Here’s what you need to know about student loan forgiveness

The most complicated thing about college isn’t the workload or the dining hall or your route to class — you’ll figure all those things out soon enough. No, the most complicated math most of us will face in college is the kind you do trying to figure out the confusion that is financial aid. Specifically, the federal public service loan forgiveness program, which has been a blessing for most college students, but isn’t very up front about how it works…or even if it’s here to stay.

With all this uncertainty, the Student Loan Ranger over at US News decided to break it all down into easy-to-understand chunks so nobody heads off to school in the dark. First off, what is it?

Those who were eligible would make monthly payments, likely based on their income, until they reached the magic number: 120. After this, their remaining debt would be waived, and not taxed as income.

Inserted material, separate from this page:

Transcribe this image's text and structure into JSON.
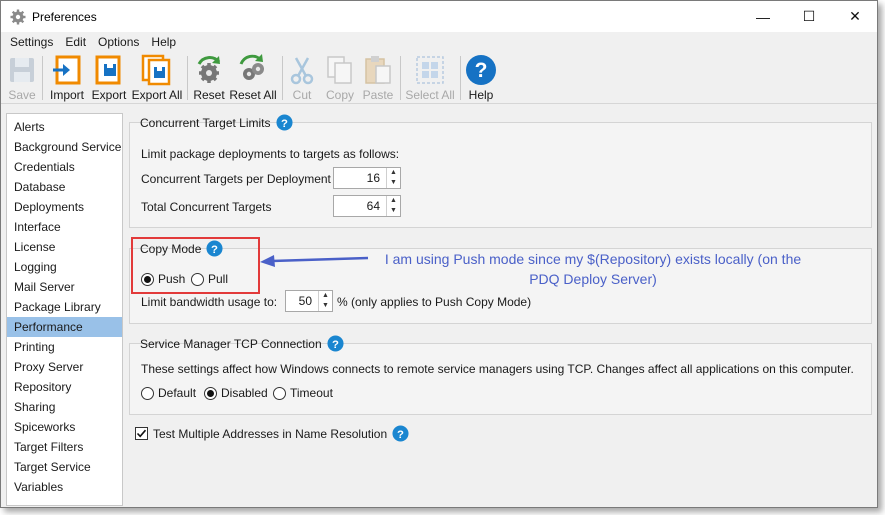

How do you know if your loans are eligible? Federal Stafford and PLUS loans, including Parent PLUS loans, are they way to go. If your loans fall under the Federal Family Education Loan Program or Perkins loans, they’ll qualify if you consolidate them under the direct loan program. Defaulted loans are only eligible if the default is resolved.

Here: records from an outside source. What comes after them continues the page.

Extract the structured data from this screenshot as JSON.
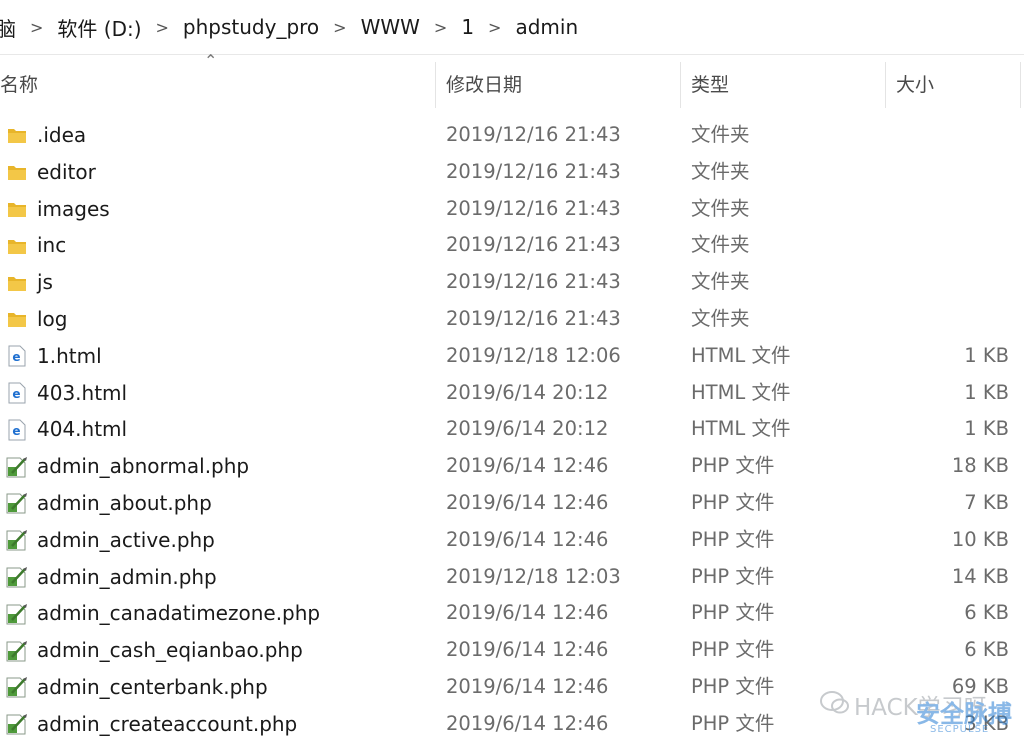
{
  "breadcrumb": {
    "prefix": "脑",
    "segments": [
      "软件 (D:)",
      "phpstudy_pro",
      "WWW",
      "1",
      "admin"
    ]
  },
  "columns": {
    "name": "名称",
    "date": "修改日期",
    "type": "类型",
    "size": "大小"
  },
  "files": [
    {
      "name": ".idea",
      "date": "2019/12/16 21:43",
      "type": "文件夹",
      "size": "",
      "icon": "folder-icon"
    },
    {
      "name": "editor",
      "date": "2019/12/16 21:43",
      "type": "文件夹",
      "size": "",
      "icon": "folder-icon"
    },
    {
      "name": "images",
      "date": "2019/12/16 21:43",
      "type": "文件夹",
      "size": "",
      "icon": "folder-icon"
    },
    {
      "name": "inc",
      "date": "2019/12/16 21:43",
      "type": "文件夹",
      "size": "",
      "icon": "folder-icon"
    },
    {
      "name": "js",
      "date": "2019/12/16 21:43",
      "type": "文件夹",
      "size": "",
      "icon": "folder-icon"
    },
    {
      "name": "log",
      "date": "2019/12/16 21:43",
      "type": "文件夹",
      "size": "",
      "icon": "folder-icon"
    },
    {
      "name": "1.html",
      "date": "2019/12/18 12:06",
      "type": "HTML 文件",
      "size": "1 KB",
      "icon": "html-file-icon"
    },
    {
      "name": "403.html",
      "date": "2019/6/14 20:12",
      "type": "HTML 文件",
      "size": "1 KB",
      "icon": "html-file-icon"
    },
    {
      "name": "404.html",
      "date": "2019/6/14 20:12",
      "type": "HTML 文件",
      "size": "1 KB",
      "icon": "html-file-icon"
    },
    {
      "name": "admin_abnormal.php",
      "date": "2019/6/14 12:46",
      "type": "PHP 文件",
      "size": "18 KB",
      "icon": "php-file-icon"
    },
    {
      "name": "admin_about.php",
      "date": "2019/6/14 12:46",
      "type": "PHP 文件",
      "size": "7 KB",
      "icon": "php-file-icon"
    },
    {
      "name": "admin_active.php",
      "date": "2019/6/14 12:46",
      "type": "PHP 文件",
      "size": "10 KB",
      "icon": "php-file-icon"
    },
    {
      "name": "admin_admin.php",
      "date": "2019/12/18 12:03",
      "type": "PHP 文件",
      "size": "14 KB",
      "icon": "php-file-icon"
    },
    {
      "name": "admin_canadatimezone.php",
      "date": "2019/6/14 12:46",
      "type": "PHP 文件",
      "size": "6 KB",
      "icon": "php-file-icon"
    },
    {
      "name": "admin_cash_eqianbao.php",
      "date": "2019/6/14 12:46",
      "type": "PHP 文件",
      "size": "6 KB",
      "icon": "php-file-icon"
    },
    {
      "name": "admin_centerbank.php",
      "date": "2019/6/14 12:46",
      "type": "PHP 文件",
      "size": "69 KB",
      "icon": "php-file-icon"
    },
    {
      "name": "admin_createaccount.php",
      "date": "2019/6/14 12:46",
      "type": "PHP 文件",
      "size": "3 KB",
      "icon": "php-file-icon"
    }
  ],
  "watermark": {
    "text": "HACK学习呀",
    "brand": "安全脉搏",
    "sub": "SECPULSE"
  },
  "colors": {
    "folder": "#e8b52a",
    "html": "#1e6fd0",
    "php": "#4f9a3b",
    "muted_text": "#6b6b6b"
  }
}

Your payment is eligible if they’re made on or after Oct. 1, 2007, and if they’re made “a 10-year standard, income-based, Pay as You Earn or income-contingent repayment plan, or a combination of these plans.” You also must be working for an eligible employer (you can check the list over here), make the payments while the loan is under the direct loan program, while it’s not in default, and in full within 15 days of the due date.

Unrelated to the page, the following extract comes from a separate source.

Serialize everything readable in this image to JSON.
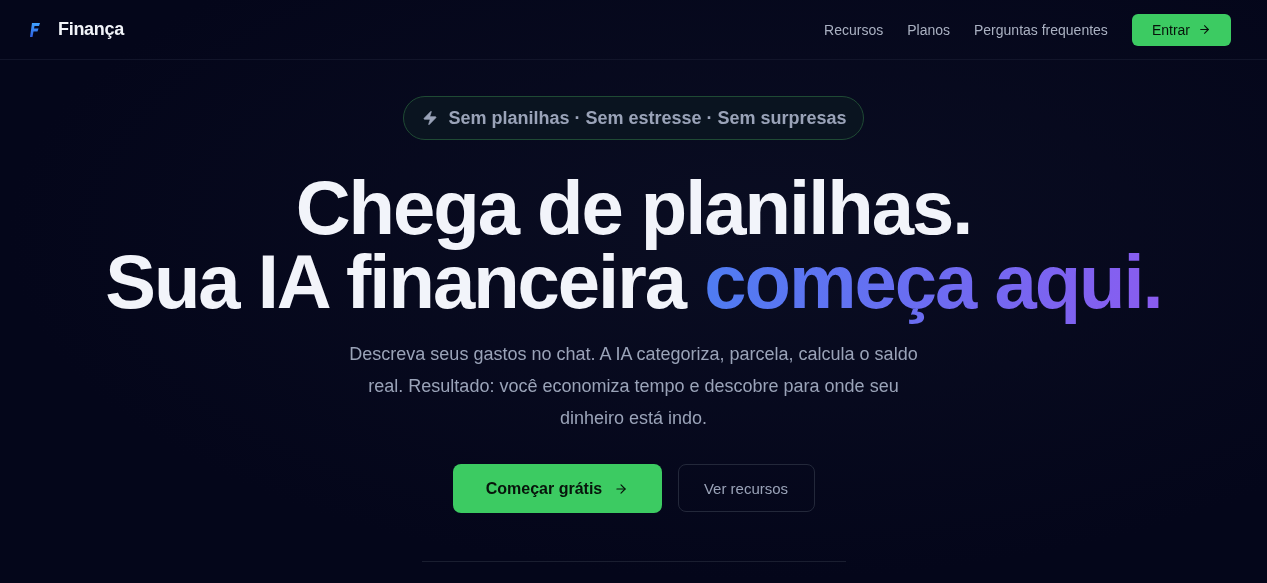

If you want to apply, you have a few options. You can submit your paperwork annually, which is the recommended option, or submit every few years, or even all at once after the 120 payments have been made. However, what happens next is hard to predict, since the first students to take advantage of this plan won’t be eligible to receive the benefits until October 2017.

There’s also some uncertainty about if the program will even make it until then. While those who are already in college, or making their payments, are in the clear, any incoming freshman shouldn’t base their borrowing decisions on the plan just in case it’s not there to save you later down the line. Make responsible and realistic decisions, and your hard work will pay off regardless!